La strada intrapresa era quella giusta, dato che i Celtics si qualificarono ai playoff anche nei tre anni successivi, senza però ottenere successi di spicco. Nel 2003 Danny Ainge divenne Executive della franchigia dei Massachusetts, mentre nel 2005 Doc Rivers diventò capo allenatore di Boston, due arrivi che contribuirono alla creazione di una squadra da titolo.

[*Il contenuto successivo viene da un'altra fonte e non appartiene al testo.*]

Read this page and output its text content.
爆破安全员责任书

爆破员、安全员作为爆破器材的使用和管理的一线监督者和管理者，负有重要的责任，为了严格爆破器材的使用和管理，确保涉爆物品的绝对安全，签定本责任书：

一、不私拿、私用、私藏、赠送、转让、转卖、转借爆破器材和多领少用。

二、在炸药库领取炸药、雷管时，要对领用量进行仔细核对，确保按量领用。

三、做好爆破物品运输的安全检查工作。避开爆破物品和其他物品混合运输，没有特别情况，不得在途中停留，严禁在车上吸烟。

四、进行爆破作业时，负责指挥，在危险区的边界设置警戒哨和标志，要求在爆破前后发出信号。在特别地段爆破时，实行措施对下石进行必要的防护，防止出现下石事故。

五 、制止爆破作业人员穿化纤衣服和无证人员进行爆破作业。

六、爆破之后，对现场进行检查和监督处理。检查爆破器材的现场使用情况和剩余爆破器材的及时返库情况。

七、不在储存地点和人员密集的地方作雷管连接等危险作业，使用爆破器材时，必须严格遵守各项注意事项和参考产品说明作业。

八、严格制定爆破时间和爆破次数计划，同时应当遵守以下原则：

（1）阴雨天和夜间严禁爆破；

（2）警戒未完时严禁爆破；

Pur non raggiungendo la post-season nel 2006 e nel 2007 (infortunio al piede per Pierce proprio nel 2007), Boston apportò alcuni cambiamenti al roster che cambiarono, in positivo, la storia dei biancoverdi.
Il soprannome The Truth
Correva l’anno 2001, specificatamente il 13 marzo, giorno in cui i Los Angeles Lakers e i Boston Celtics si diedero battaglia allo Staples Center per l’ennesima volta nel corso della loro storia, questa volta in una sfida di regular season. Saranno i gialloviola, guidati da Shaquille O’Neal e privi per l’occasione di Kobe Bryant, ad ottenere il successo per 112-107 – la stessa Los Angeles avrebbe poi vinto l’anello, il secondo del Three-Peat.

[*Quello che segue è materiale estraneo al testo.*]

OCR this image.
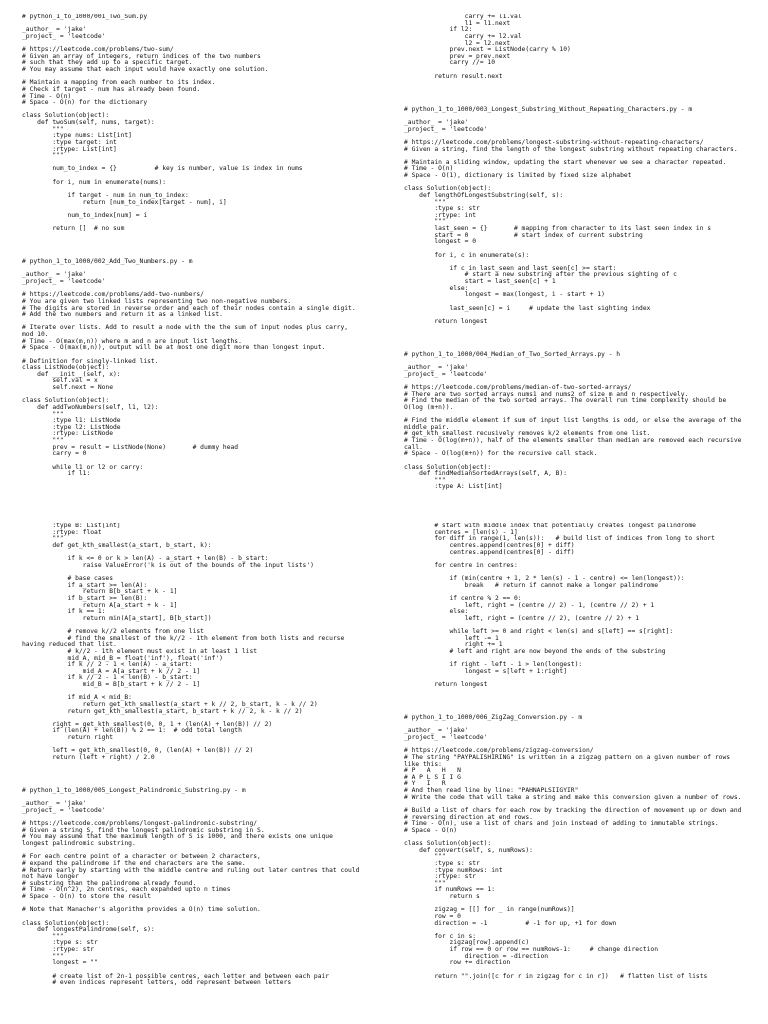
# python_1_to_1000/001_Two_Sum.py

_author_ = 'jake'
_project_ = 'leetcode'

# https://leetcode.com/problems/two-sum/
# Given an array of integers, return indices of the two numbers
# such that they add up to a specific target.
# You may assume that each input would have exactly one solution.

# Maintain a mapping from each number to its index.
# Check if target - num has already been found.
# Time - O(n)
# Space - O(n) for the dictionary

class Solution(object):
def twoSum(self, nums, target):
"""
:type nums: List[int]
:type target: int
:rtype: List[int]
"""

num_to_index = {}          # key is number, value is index in nums

for i, num in enumerate(nums):

if target - num in num_to_index:
return [num_to_index[target - num], i]

num_to_index[num] = i

return []  # no sum

# python_1_to_1000/002_Add_Two_Numbers.py - m

_author_ = 'jake'
_project_ = 'leetcode'

# https://leetcode.com/problems/add-two-numbers/
# You are given two linked lists representing two non-negative numbers.
# The digits are stored in reverse order and each of their nodes contain a single digit.
# Add the two numbers and return it as a linked list.

# Iterate over lists. Add to result a node with the the sum of input nodes plus carry,
mod 10.
# Time - O(max(m,n)) where m and n are input list lengths.
# Space - O(max(m,n)), output will be at most one digit more than longest input.

# Definition for singly-linked list.
class ListNode(object):
def __init__(self, x):
self.val = x
self.next = None

class Solution(object):
def addTwoNumbers(self, l1, l2):
"""
:type l1: ListNode
:type l2: ListNode
:rtype: ListNode
"""
prev = result = ListNode(None)       # dummy head
carry = 0

while l1 or l2 or carry:
if l1:
carry += l1.val
l1 = l1.next
if l2:
carry += l2.val
l2 = l2.next
prev.next = ListNode(carry % 10)
prev = prev.next
carry //= 10

return result.next

# python_1_to_1000/003_Longest_Substring_Without_Repeating_Characters.py - m

_author_ = 'jake'
_project_ = 'leetcode'

# https://leetcode.com/problems/longest-substring-without-repeating-characters/
# Given a string, find the length of the longest substring without repeating characters.

# Maintain a sliding window, updating the start whenever we see a character repeated.
# Time - O(n)
# Space - O(1), dictionary is limited by fixed size alphabet

class Solution(object):
def lengthOfLongestSubstring(self, s):
"""
:type s: str
:rtype: int
"""
last_seen = {}       # mapping from character to its last seen index in s
start = 0            # start index of current substring
longest = 0

for i, c in enumerate(s):

if c in last_seen and last_seen[c] >= start:
# start a new substring after the previous sighting of c
start = last_seen[c] + 1
else:
longest = max(longest, i - start + 1)

last_seen[c] = i     # update the last sighting index

return longest

# python_1_to_1000/004_Median_of_Two_Sorted_Arrays.py - h

_author_ = 'jake'
_project_ = 'leetcode'

# https://leetcode.com/problems/median-of-two-sorted-arrays/
# There are two sorted arrays nums1 and nums2 of size m and n respectively.
# Find the median of the two sorted arrays. The overall run time complexity should be
O(log (m+n)).

# Find the middle element if sum of input list lengths is odd, or else the average of the
middle pair.
# get_kth_smallest recusively removes k/2 elements from one list.
# Time - O(log(m+n)), half of the elements smaller than median are removed each recursive
call.
# Space - O(log(m+n)) for the recursive call stack.

class Solution(object):
def findMedianSortedArrays(self, A, B):
"""
:type A: List[int]
:type B: List[int]
:rtype: float
"""
def get_kth_smallest(a_start, b_start, k):

if k <= 0 or k > len(A) - a_start + len(B) - b_start:
raise ValueError('k is out of the bounds of the input lists')

# base cases
if a_start >= len(A):
return B[b_start + k - 1]
if b_start >= len(B):
return A[a_start + k - 1]
if k == 1:
return min(A[a_start], B[b_start])

# remove k//2 elements from one list
# find the smallest of the k//2 - 1th element from both lists and recurse
having reduced that list.
# k//2 - 1th element must exist in at least 1 list
mid_A, mid_B = float('inf'), float('inf')
if k // 2 - 1 < len(A) - a_start:
mid_A = A[a_start + k // 2 - 1]
if k // 2 - 1 < len(B) - b_start:
mid_B = B[b_start + k // 2 - 1]

if mid_A < mid_B:
return get_kth_smallest(a_start + k // 2, b_start, k - k // 2)
return get_kth_smallest(a_start, b_start + k // 2, k - k // 2)

right = get_kth_smallest(0, 0, 1 + (len(A) + len(B)) // 2)
if (len(A) + len(B)) % 2 == 1:  # odd total length
return right

left = get_kth_smallest(0, 0, (len(A) + len(B)) // 2)
return (left + right) / 2.0

# python_1_to_1000/005_Longest_Palindromic_Substring.py - m

_author_ = 'jake'
_project_ = 'leetcode'

# https://leetcode.com/problems/longest-palindromic-substring/
# Given a string S, find the longest palindromic substring in S.
# You may assume that the maximum length of S is 1000, and there exists one unique
longest palindromic substring.

# For each centre point of a character or between 2 characters,
# expand the palindrome if the end characters are the same.
# Return early by starting with the middle centre and ruling out later centres that could
not have longer
# substring than the palindrome already found.
# Time - O(n^2), 2n centres, each expanded upto n times
# Space - O(n) to store the result

# Note that Manacher's algorithm provides a O(n) time solution.

class Solution(object):
def longestPalindrome(self, s):
"""
:type s: str
:rtype: str
"""
longest = ""

# create list of 2n-1 possible centres, each letter and between each pair
# even indices represent letters, odd represent between letters
# start with middle index that potentially creates longest palindrome
centres = [len(s) - 1]
for diff in range(1, len(s)):   # build list of indices from long to short
centres.append(centres[0] + diff)
centres.append(centres[0] - diff)

for centre in centres:

if (min(centre + 1, 2 * len(s) - 1 - centre) <= len(longest)):
break   # return if cannot make a longer palindrome

if centre % 2 == 0:
left, right = (centre // 2) - 1, (centre // 2) + 1
else:
left, right = (centre // 2), (centre // 2) + 1

while left >= 0 and right < len(s) and s[left] == s[right]:
left -= 1
right += 1
# left and right are now beyond the ends of the substring

if right - left - 1 > len(longest):
longest = s[left + 1:right]

return longest

# python_1_to_1000/006_ZigZag_Conversion.py - m

_author_ = 'jake'
_project_ = 'leetcode'

# https://leetcode.com/problems/zigzag-conversion/
# The string "PAYPALISHIRING" is written in a zigzag pattern on a given number of rows
like this:
# P   A   H   N
# A P L S I I G
# Y   I   R
# And then read line by line: "PAHNAPLSIIGYIR"
# Write the code that will take a string and make this conversion given a number of rows.

# Build a list of chars for each row by tracking the direction of movement up or down and
# reversing direction at end rows.
# Time - O(n), use a list of chars and join instead of adding to immutable strings.
# Space - O(n)

class Solution(object):
def convert(self, s, numRows):
"""
:type s: str
:type numRows: int
:rtype: str
"""
if numRows == 1:
return s

zigzag = [[] for _ in range(numRows)]
row = 0
direction = -1          # -1 for up, +1 for down

for c in s:
zigzag[row].append(c)
if row == 0 or row == numRows-1:     # change direction
direction = -direction
row += direction

return "".join([c for r in zigzag for c in r])   # flatten list of lists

Paul Pierce chiuse quella serata a quota 42 punti, facendo registrare un dato clamoroso, ovvero 13 su 19 al tiro complessivo. Una prestazione che non passò inosservata, nemmeno agli occhi del suo avversario di giornata: Shaq, impressionato da Pierce, coniò il soprannome “The Truth” per il numero 34 in maglia biancoverde. Il centro dei Lakers disse ad un giornalista di prendere carta e penna e di segnarsi il nome di Paul Pierce. “Segnati questo: Io sono Shaquille O’Neal, e Paul Pierce è The Truth. Sapevo che era bravo, ma non mi aspettavo fosse così bravo. Paul Pierce è The Truth”. Una vera e propria consacrazione, arrivata dalle parole di quello che, all’epoca, era il miglior centro in circolazione.
Un evento shock
C’è un evento tragico che ha sconvolto la vita di Pierce e che, per fortuna, si concluse con un lieto fine. L’evento in questione risale al 25 settembre 2000, quando The Truth si apprestava a vivere la terza stagione nella lega.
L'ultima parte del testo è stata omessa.